While some emergencies are now over, others such as the poliovirus, are still active.
2019: Ebola
It took four meetings of the WHO emergency committee for the Ebola outbreak, which began in the Democratic Republic of Congo in 2018, to be declared a PHEIC.
“The committee cited recent developments in the outbreak in making its recommendation, including the first confirmed case in Goma, a city of almost 2 million people on the border with Rwanda, and the gateway to the rest of DRC and the world,” the WHO noted.
2016: Zika virus
In February 2016 the WHO declared the mosquito-borne Zika virus a PHEIC – a declaration largely driven by concern over links between the disease and certain neurological conditions including microcephaly. It is a congenital condition in which babies are born with unusually small heads.
2014: Ebola
The declaration in August 2014 related to Ebola in west Africa, and came with a plea for the international community to help countries affected by the disease.
“Countries affected to date simply do not have the capacity to manage an outbreak of this size and complexity on their own,” said Margaret Chan, the WHO’s director general, at the time. “I urge the international community to provide this support on the most urgent basis possible.”
However, the response of the UN body to the disaster has been criticised in a number of reports.
“This PHEIC occurred five months after the WHO first received information about the Ebola threat, by which point there had already been 1,711 cases and 932 deaths. Such delay undoubtedly contributed to the unprecedented scale of the outbreak,” wrote Clare Wenham, a London School of Economics Fellow in Global Health Politics, in an analysis of the WHO response.
2014: Poliovirus
In May 2014 the international spread of polio was deemed a PHEIC by the WHO.
“If unchecked, this situation could result in failure to eradicate globally one of the world’s most serious vaccine-preventable diseases,” the WHO statement read.
The situation is ongoing.
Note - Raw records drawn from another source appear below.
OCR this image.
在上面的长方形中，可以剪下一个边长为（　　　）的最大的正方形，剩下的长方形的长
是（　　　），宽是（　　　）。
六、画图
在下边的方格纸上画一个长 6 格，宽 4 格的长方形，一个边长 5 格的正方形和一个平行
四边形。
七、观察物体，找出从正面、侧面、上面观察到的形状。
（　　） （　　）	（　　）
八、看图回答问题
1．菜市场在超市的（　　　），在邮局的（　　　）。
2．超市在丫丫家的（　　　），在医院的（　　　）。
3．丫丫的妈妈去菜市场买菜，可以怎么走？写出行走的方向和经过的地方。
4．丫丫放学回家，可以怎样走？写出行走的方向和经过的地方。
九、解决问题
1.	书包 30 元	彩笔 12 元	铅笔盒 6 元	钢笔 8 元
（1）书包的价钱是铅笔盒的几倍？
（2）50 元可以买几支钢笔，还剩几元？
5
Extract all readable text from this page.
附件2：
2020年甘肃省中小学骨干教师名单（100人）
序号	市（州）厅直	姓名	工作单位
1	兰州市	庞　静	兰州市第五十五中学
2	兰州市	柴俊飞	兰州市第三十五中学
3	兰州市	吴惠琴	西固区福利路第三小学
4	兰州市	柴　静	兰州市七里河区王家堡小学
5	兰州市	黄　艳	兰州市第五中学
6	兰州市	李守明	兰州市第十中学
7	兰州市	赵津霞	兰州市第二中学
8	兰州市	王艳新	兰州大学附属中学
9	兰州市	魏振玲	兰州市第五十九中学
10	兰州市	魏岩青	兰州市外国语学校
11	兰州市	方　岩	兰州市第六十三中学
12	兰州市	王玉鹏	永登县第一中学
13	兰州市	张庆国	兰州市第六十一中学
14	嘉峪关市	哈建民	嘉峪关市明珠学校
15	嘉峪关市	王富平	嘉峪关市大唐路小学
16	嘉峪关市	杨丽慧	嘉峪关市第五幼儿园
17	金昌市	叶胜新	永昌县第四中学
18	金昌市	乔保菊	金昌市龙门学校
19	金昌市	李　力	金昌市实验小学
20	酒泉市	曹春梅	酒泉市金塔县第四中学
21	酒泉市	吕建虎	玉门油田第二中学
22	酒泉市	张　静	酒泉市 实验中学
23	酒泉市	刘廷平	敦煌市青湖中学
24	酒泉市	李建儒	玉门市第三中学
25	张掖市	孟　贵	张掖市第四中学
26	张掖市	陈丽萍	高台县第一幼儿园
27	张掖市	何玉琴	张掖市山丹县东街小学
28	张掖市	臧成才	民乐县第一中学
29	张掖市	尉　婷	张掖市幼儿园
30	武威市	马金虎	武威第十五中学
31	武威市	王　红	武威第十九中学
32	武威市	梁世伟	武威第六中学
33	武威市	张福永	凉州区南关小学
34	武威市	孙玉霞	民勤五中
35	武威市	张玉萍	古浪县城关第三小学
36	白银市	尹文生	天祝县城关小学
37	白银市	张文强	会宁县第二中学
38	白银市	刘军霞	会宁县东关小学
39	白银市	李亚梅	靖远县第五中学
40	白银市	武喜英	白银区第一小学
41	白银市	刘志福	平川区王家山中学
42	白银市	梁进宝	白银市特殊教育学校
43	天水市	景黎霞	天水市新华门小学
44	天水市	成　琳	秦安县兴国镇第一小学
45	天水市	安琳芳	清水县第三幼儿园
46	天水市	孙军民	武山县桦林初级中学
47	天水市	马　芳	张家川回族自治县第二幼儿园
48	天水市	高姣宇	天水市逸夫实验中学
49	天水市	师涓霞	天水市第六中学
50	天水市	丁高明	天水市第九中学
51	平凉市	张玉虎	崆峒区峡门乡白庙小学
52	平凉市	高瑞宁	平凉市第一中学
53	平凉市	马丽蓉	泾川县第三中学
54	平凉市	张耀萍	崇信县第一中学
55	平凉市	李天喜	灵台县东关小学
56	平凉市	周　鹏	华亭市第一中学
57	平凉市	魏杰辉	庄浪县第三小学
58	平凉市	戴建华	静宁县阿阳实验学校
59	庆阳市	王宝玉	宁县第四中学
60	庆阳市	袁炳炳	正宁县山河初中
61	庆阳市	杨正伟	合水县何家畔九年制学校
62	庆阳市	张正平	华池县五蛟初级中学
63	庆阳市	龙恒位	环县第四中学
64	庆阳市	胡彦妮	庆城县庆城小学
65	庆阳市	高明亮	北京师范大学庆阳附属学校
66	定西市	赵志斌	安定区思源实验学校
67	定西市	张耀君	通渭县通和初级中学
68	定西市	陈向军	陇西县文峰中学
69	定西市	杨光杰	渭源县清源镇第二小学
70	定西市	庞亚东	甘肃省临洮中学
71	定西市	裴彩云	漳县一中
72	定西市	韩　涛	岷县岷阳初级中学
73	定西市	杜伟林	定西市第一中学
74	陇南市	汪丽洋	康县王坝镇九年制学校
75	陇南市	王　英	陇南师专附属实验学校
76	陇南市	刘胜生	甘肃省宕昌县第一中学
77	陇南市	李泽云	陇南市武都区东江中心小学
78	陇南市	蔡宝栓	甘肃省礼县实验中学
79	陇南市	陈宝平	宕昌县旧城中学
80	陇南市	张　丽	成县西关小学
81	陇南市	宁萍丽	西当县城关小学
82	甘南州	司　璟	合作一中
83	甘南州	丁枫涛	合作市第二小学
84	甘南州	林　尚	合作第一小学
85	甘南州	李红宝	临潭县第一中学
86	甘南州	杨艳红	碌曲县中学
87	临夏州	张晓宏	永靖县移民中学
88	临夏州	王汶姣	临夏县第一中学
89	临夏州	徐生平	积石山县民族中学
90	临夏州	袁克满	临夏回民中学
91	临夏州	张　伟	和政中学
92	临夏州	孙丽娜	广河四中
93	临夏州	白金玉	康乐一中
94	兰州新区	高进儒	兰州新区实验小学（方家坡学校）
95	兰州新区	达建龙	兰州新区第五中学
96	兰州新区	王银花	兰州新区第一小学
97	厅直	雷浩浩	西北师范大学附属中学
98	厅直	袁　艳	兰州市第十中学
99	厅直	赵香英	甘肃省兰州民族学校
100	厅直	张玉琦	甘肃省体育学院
In October 2019, the WHO reported: “The committee unanimously agreed that the risk of international spread of poliovirus remains a public health emergency of international concern.”
2009: Swine flu
Swine flu, or more precisely, swine influenza A(H1N1), was the first PHEIC to be declared by the WHO. The designation had been created with the establishment of new international health regulations that came into force in 2007. These were created following the Sars outbreak that began in 2002, infecting more than 8,000 people and claiming about 800 lives.